To do their investigation, the genteel Southern scientists visited my hometown and proceeded to dump garbage in dozens of sites, within parks and in the aforementioned street medians. Their test materials, “expected to attract fat-, sugar-, and protein-feeding animals,” were Ruffles Original potato chips, Nabisco Nilla Wafers and Oscar Mayer hot dogs. (Oh, I wish I was an Oscar Mayer weiner, part of this here urban garbage caper, 'cause if I was some junk food in this study, I'd get published in a scientific paper.)

Six and a half kilograms of food per street median may not sound like all that much, so the researchers extended the area to illustrate the cumulative effect: “We estimated that arthropods in the medians of Manhattan's Broadway and West St. could remove 600–975 kg (dry weight) of food waste per year—equivalent to approximately 60,000 hot dogs, 200,000 Nilla Wafers, or 600,000 Ruffles potato chips.” We humans make a lot of garbage, relegating the insect waste removal total to what the scientists called “modest but notable. Without these animals, more littered food waste would accumulate in cities.” Which means that insects are eating food that otherwise would be attracting and nourishing rats. A heartfelt thank-you, insects.

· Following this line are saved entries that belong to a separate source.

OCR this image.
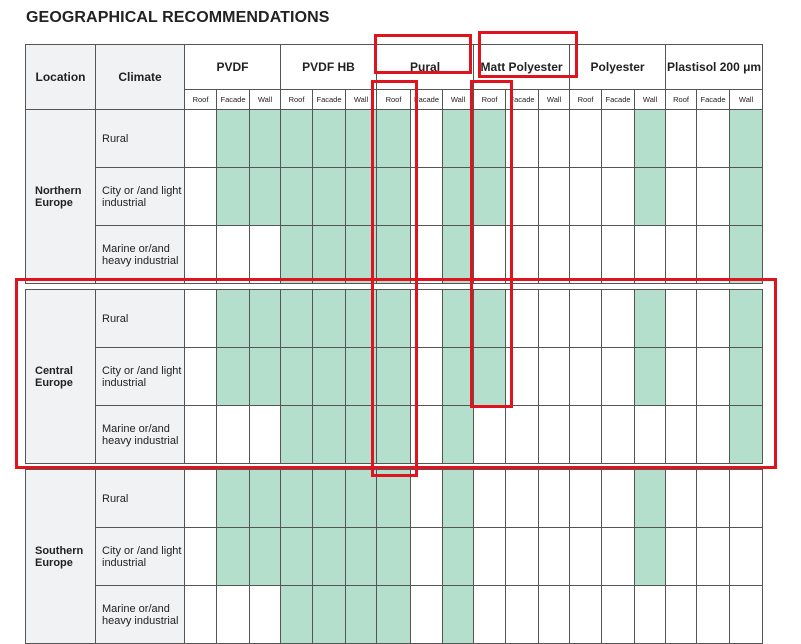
GEOGRAPHICAL RECOMMENDATIONS
Location	Climate	PVDF			PVDF HB			Pural			Matt Polyester			Polyester			Plastisol 200 μm		
		Roof	Facade	Wall	Roof	Facade	Wall	Roof	Facade	Wall	Roof	Facade	Wall	Roof	Facade	Wall	Roof	Facade	Wall
Northern Europe	Rural																		
	City or /and light industrial																		
	Marine or/and heavy industrial																		

Central Europe	Rural																		
	City or /and light industrial																		
	Marine or/and heavy industrial																		

Southern Europe	Rural																		
	City or /and light industrial																		
	Marine or/and heavy industrial																		
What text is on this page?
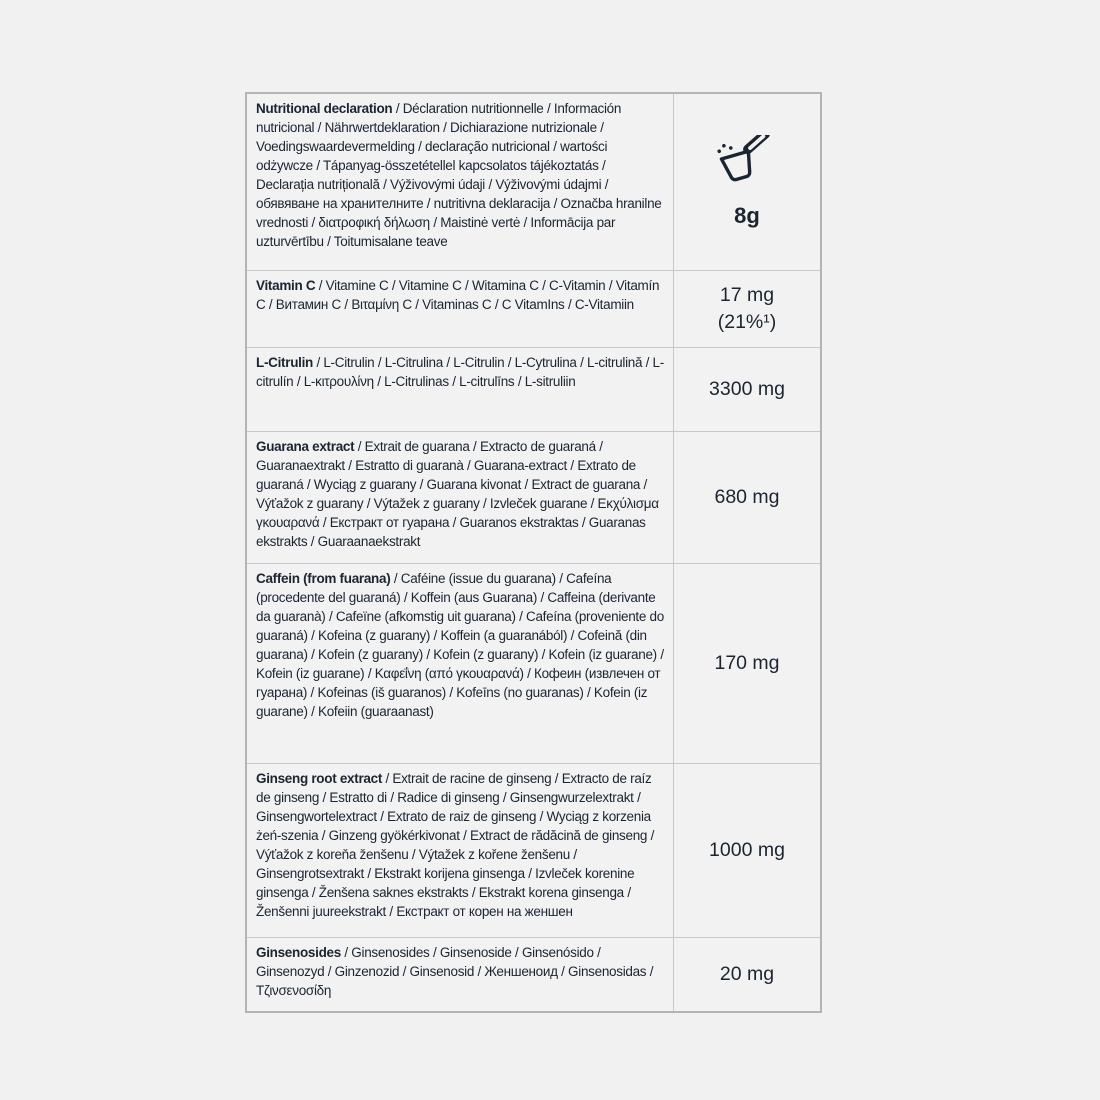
Nutritional declaration / Déclaration nutritionnelle / Información nutricional / Nährwertdeklaration / Dichiarazione nutrizionale / Voedingswaardevermelding / declaração nutricional / wartości odżywcze / Tápanyag-összetétellel kapcsolatos tájékoztatás / Declarația nutrițională / Výživovými údaji / Výživovými údajmi / обявяване на хранителните / nutritivna deklaracija / Označba hranilne vrednosti / διατροφική δήλωση / Maistinė vertė / Informācija par uzturvērtību / Toitumisalane teave
8g
Vitamin C / Vitamine C / Vitamine C / Witamina C / C-Vitamin / Vitamín C / Витамин C / Βιταμίνη C / Vitaminas C / C VitamIns / C-Vitamiin	17 mg
(21%¹)
L-Citrulin / L-Citrulin / L-Citrulina / L-Citrulin / L-Cytrulina / L-citrulină / L-citrulín / L-κιτρουλίνη / L-Citrulinas / L-citrulīns / L-sitruliin	3300 mg
Guarana extract / Extrait de guarana / Extracto de guaraná / Guaranaextrakt / Estratto di guaranà / Guarana-extract / Extrato de guaraná / Wyciąg z guarany / Guarana kivonat / Extract de guarana / Výťažok z guarany / Výtažek z guarany / Izvleček guarane / Εκχύλισμα γκουαρανά / Екстракт от гуарана / Guaranos ekstraktas / Guaranas ekstrakts / Guaraanaekstrakt
680 mg
Caffein (from fuarana) / Caféine (issue du guarana) / Cafeína (procedente del guaraná) / Koffein (aus Guarana) / Caffeina (derivante da guaranà) / Cafeïne (afkomstig uit guarana) / Cafeína (proveniente do guaraná) / Kofeina (z guarany) / Koffein (a guaranából) / Cofeină (din guarana) / Kofein (z guarany) / Kofein (z guarany) / Kofein (iz guarane) / Kofein (iz guarane) / Καφεΐνη (από γκουαρανά) / Кофеин (извлечен от гуарана) / Kofeinas (iš guaranos) / Kofeīns (no guaranas) / Kofein (iz guarane) / Kofeiin (guaraanast)
170 mg
Ginseng root extract / Extrait de racine de ginseng / Extracto de raíz de ginseng / Estratto di / Radice di ginseng / Ginsengwurzelextrakt / Ginsengwortelextract / Extrato de raiz de ginseng / Wyciąg z korzenia żeń-szenia / Ginzeng gyökérkivonat / Extract de rădăcină de ginseng / Výťažok z koreňa ženšenu / Výtažek z kořene ženšenu / Ginsengrotsextrakt / Ekstrakt korijena ginsenga / Izvleček korenine ginsenga / Ženšena saknes ekstrakts / Ekstrakt korena ginsenga / Ženšenni juureekstrakt / Екстракт от корен на женшен
1000 mg
Ginsenosides / Ginsenosides / Ginsenoside / Ginsenósido / Ginsenozyd / Ginzenozid / Ginsenosid / Женшеноид / Ginsenosidas / Τζινσενοσίδη
20 mg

One reason the North Carolinians tested both park sites and street medians was their expectation that the wider array of insect species in parks would be a more efficient trash-digesting community. “Theory and data from natural systems suggest that the magnitude and resilience of this service should increase with biological diversity,” they wrote. So they were surprised to find that insects in the less diverse street-median environment actually consumed up to 3.3 times more of the snacks.

Perhaps upper crusty park insects have a more discerning palate, and the study's selections couldn't compete with the plethora of culinary delights available in our emerald spaces. Items such as buried squirrel nuts, street vendor meat and New York's special blend of dog feces surely make our parks a hexapod paradise.

And yet a single organism may account for the medians' superiority at making food disappear—and it's not that quintessential urban insect, the cockroach. Because roaches, like your between-jobs brother-in-law, prefer an extended stay inside your home, not out on the mean streets. No, the key critter for street-median food removal is what is commonly known as the pavement ant.

Of said ant, the study authors explained that, much like my own immigrant ancestors, “this Palearctic species was introduced to North America more than 100 years ago, is common in urban areas, and—consistent with its occurrence in medians—prefers to nest near pavement.” Seems that when Emma Lazarus wrote, “Give me your tired, your poor, your huddled masses,” she inadvertently invited the ants to the party: their colonies average about 10,000 workers. That's enough ants to make an exterminator cry uncle.